R2533-251 Poem: The Old Decanter

::R2533 : page 251::

THE OLD DECANTER

“There was an old decanter,
and its mouth was gaping
wide; the rosy wine had
ebbed away and left its
crystal side; and the
wind went humming
humming, up and
down the sides it
flew, and through
its reed-like, hollow
neck, the wildest notes
it blew. I placed it in
the window, where the
blast was blowing free, and
fancied that its pale mouth
sang the queerest strains to me.
“They tell me—puny conquerors!
the Plague has slain his ten, and
War his hundred thousand of the very
best of men; but I,”—’twas thus the bottle
spake—”but I have conquered more than all
your famous conquerors so feared and famed of
yore. Then come, ye youths and maidens all, come
drink from out my cup, the beverage that dulls the
brains and burns the spirits up; that puts to shame
your conquerors that slay their scores below, for
this has deluged millions with the lava tide of
woe.

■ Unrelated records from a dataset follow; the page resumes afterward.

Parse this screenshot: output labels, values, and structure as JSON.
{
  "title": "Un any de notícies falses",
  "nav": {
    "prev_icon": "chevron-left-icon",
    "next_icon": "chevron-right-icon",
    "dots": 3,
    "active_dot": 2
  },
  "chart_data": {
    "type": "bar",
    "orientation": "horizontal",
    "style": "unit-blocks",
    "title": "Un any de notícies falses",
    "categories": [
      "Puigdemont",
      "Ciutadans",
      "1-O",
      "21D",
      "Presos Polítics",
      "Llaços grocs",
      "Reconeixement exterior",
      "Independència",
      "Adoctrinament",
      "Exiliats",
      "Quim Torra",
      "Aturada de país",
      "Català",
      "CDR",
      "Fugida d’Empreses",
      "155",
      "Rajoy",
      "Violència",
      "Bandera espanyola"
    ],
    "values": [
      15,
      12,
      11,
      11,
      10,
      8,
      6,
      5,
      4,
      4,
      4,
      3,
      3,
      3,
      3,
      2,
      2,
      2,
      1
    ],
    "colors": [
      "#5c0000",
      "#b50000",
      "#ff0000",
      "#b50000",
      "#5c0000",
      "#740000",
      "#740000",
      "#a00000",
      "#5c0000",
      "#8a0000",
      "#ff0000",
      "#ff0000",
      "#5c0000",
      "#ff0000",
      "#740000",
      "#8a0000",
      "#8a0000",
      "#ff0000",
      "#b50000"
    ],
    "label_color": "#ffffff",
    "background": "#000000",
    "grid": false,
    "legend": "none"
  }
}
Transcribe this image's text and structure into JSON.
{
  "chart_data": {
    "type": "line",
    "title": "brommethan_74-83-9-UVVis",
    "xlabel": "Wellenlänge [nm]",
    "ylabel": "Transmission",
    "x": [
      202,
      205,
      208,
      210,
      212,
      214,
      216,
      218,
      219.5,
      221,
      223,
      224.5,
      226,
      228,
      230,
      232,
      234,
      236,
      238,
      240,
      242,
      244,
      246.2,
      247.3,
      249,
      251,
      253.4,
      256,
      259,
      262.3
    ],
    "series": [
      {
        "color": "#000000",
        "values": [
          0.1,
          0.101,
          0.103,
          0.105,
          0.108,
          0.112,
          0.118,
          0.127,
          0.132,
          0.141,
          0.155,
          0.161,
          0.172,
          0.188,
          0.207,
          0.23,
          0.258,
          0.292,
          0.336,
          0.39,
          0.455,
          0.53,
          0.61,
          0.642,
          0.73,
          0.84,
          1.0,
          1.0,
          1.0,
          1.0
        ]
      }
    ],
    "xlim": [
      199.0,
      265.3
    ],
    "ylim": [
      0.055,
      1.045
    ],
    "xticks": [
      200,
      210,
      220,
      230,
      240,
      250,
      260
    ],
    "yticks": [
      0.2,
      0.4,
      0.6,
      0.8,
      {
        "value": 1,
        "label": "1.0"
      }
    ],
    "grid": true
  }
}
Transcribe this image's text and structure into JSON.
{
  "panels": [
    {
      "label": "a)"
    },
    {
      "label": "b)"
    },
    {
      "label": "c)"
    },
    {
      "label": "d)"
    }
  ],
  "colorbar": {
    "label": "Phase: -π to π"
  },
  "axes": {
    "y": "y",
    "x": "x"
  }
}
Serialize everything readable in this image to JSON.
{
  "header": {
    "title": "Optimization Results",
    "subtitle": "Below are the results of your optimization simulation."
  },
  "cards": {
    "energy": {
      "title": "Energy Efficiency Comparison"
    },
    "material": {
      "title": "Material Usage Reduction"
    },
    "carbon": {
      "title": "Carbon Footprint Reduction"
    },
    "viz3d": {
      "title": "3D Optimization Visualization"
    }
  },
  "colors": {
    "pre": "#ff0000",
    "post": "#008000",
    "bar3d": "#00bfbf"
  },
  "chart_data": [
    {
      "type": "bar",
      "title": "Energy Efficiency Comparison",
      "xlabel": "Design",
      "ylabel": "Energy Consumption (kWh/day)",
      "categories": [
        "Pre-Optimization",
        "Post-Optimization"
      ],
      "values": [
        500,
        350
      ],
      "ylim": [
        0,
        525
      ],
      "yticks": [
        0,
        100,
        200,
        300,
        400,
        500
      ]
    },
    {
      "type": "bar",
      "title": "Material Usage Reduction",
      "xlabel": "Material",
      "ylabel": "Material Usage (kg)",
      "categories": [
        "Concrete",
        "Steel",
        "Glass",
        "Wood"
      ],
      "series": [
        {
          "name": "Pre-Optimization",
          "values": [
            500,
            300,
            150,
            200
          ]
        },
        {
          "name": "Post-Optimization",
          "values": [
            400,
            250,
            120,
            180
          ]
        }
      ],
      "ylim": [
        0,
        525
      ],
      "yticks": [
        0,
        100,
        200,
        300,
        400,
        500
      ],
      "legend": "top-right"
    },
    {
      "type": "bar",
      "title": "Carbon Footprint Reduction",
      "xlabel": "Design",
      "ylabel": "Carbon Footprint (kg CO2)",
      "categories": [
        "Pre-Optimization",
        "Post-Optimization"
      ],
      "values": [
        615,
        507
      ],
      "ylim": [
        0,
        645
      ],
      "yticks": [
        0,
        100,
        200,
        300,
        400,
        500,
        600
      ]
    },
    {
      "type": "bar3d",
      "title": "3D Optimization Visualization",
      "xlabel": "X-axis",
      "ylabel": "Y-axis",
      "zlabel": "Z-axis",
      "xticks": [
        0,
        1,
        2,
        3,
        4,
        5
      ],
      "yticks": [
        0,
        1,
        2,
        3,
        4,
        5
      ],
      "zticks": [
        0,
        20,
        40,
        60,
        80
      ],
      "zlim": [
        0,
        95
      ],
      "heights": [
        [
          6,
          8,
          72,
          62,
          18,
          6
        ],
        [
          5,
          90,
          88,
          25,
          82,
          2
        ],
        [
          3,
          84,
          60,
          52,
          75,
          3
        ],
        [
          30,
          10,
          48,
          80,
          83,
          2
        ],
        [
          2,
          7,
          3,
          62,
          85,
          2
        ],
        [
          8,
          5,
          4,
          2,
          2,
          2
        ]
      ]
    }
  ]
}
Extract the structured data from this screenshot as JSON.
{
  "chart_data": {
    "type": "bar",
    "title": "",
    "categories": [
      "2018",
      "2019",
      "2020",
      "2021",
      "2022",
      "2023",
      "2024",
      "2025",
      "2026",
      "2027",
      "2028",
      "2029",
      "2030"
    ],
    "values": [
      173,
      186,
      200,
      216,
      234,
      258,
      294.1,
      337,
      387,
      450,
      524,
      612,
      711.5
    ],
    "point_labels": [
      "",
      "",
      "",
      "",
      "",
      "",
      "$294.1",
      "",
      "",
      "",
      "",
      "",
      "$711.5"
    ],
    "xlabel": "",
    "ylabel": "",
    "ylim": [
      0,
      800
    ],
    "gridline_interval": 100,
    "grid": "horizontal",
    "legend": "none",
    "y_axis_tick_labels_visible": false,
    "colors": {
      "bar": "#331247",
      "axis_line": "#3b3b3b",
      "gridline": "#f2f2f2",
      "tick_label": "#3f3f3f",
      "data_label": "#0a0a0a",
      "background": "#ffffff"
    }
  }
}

Though in the path of battle darkest
waves of blood may roll; yet while
I killed the body, I have damned
the very soul. The cholera,
the plagues, the sword, such
ruin never wrought as I, in mirth or
malice, on the innocent have brought.
And still I breathe upon them, and they
shrink before my breath; and year by year my
thousands tread the dismal road of DEATH.”